CS/SB 7002 / CS/CS/CS/HB 1169 - Water Management Districts (Senate Environment and Natural Resources Committee / Rep. Conerly)

The bills amend laws concerning water management district funding, budgeting, and business practices, as well as Everglades restoration projects. The bills provide direct appropriations for listed Everglades restoration projects; provide that water management districts may not use state funds as a local match for any state grant program unless specifically appropriate for that purpose; specify new requirements for preliminary and tentative budgets; and require districts to give preference to the lowest responsible and responsive bid, proposal, or reply that includes a 10-year construction bond or that provides proof of a comparable financial assurance mechanism, for capital improvement projects costing $1 million or more. The Senate rejected a House amendment on May 1 that revised regulations on lobbying and procedural rules for water management districts in Florida. Specifically, the amendment mandated the Commission on Ethics to investigate lobbyists or principals failing to register, making prohibited expenditures, or submitting false reports, and to provide findings to the governor. The amendment prohibited lobbyists and principals from making expenditures to district employees and board members.

CS/SB 1118/ HB 1209 – Land Use and Development Regulations (Sen. McClain / Rep. Steele)

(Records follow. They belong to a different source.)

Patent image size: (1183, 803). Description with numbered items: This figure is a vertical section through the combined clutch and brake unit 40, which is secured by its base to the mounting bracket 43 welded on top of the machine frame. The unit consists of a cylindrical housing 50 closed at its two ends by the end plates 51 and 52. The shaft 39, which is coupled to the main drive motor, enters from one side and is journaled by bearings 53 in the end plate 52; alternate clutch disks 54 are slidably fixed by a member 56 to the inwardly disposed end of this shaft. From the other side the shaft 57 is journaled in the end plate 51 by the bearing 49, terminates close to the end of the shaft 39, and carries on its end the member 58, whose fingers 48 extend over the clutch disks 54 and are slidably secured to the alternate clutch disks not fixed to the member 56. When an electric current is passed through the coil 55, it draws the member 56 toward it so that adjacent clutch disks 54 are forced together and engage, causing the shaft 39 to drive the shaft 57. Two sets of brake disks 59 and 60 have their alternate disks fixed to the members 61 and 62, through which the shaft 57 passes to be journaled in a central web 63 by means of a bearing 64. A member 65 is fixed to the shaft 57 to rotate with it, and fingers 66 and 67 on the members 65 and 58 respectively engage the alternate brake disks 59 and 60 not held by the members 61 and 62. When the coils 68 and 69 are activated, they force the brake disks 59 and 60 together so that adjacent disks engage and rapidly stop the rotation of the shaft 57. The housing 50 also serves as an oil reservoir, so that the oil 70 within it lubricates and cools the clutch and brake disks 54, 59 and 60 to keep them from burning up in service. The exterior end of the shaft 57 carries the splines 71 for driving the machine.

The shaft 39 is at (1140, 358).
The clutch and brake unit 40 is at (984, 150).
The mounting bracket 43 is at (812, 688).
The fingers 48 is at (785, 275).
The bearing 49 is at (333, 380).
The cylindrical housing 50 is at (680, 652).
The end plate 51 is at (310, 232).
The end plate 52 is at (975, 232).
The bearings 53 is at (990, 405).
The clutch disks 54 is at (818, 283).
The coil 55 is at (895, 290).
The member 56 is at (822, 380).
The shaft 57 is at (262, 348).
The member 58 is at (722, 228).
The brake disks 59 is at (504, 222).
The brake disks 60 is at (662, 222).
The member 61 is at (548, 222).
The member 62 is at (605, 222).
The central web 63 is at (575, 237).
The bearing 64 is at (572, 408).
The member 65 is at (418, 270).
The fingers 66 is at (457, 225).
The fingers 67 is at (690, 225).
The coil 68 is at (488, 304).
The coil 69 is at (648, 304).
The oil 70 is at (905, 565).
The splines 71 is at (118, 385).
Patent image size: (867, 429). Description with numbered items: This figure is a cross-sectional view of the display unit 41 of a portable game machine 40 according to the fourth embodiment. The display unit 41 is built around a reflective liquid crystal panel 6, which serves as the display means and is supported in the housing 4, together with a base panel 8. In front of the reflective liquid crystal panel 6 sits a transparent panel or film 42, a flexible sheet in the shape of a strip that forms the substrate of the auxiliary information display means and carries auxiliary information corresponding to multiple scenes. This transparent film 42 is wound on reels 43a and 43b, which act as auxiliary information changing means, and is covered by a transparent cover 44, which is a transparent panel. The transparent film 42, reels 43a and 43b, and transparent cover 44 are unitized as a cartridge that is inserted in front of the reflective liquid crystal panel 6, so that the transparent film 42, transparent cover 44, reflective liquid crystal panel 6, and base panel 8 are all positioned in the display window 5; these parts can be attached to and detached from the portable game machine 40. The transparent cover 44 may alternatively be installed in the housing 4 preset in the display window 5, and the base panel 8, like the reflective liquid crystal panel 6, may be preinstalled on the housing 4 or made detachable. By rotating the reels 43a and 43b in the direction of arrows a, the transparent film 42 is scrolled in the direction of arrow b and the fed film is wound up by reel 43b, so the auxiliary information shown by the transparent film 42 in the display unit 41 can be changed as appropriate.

The bills amend various provisions of the law relating to comprehensive planning, land use regulations, and homeowners’ associations. The bills provide a substantially new mechanism for the administrative approval of development on agricultural enclaves and provides for court review of comprehensive plan amendments with more favorable standards of review than the existing challenge framework. Provides that the production of ethanol, as it is used in the context of agricultural purposes, is not considered chemical manufacturing or refining. Prohibits a county or municipality from requiring the installation of a work of art as a precondition to issuing a development permit. Regarding homeowners’ associations, introduces the concept of recreational covenants to occupy the subject of amenity fees, dues, and expenses. The bill was never heard in the House. The agricultural enclave policy was amended onto SB 1080 but failed to be approved on the senate floor.

HB 401 / SB 634 – Residential Land Use Development Regulations (Rep. Jacques / Sen. Martin)

The bills were never heard in committee. The bills create distinct land use categories for single-family residential and single-family hybrid housing, enabling local governments to limit rental-based ownership models and promote homeownership opportunities.

CS/CS/HB 123 / CS/CS/SB 140 – Charter Schools (Rep. Andrade / Sen. Gaetz)

The bills modify procedures regarding charter school conversions and establish “job engine” charter schools. Originally, the bills restricted school boards from buying or acquiring property if district enrollment has decreased in the past five years, and obligated disposal of surplus property. Prioritized surplus school property for conversion to affordable housing for teachers, first responders, military members, charter schools, or recreational facilities. This portion of the bill was removed from both bills before going to the House and Senate floor.

CS/HB 203 / SB 1738 – Transparency Concurrency (Rep. Grow / Sen. Ingoglia)

The bills amend Florida’s Community Planning Act. The bills allow a small county that has imposed transportation concurrency requirements to identify in its comprehensive plan only those facilities necessary to maintain current levels of service, rather than meeting adopted levels of service.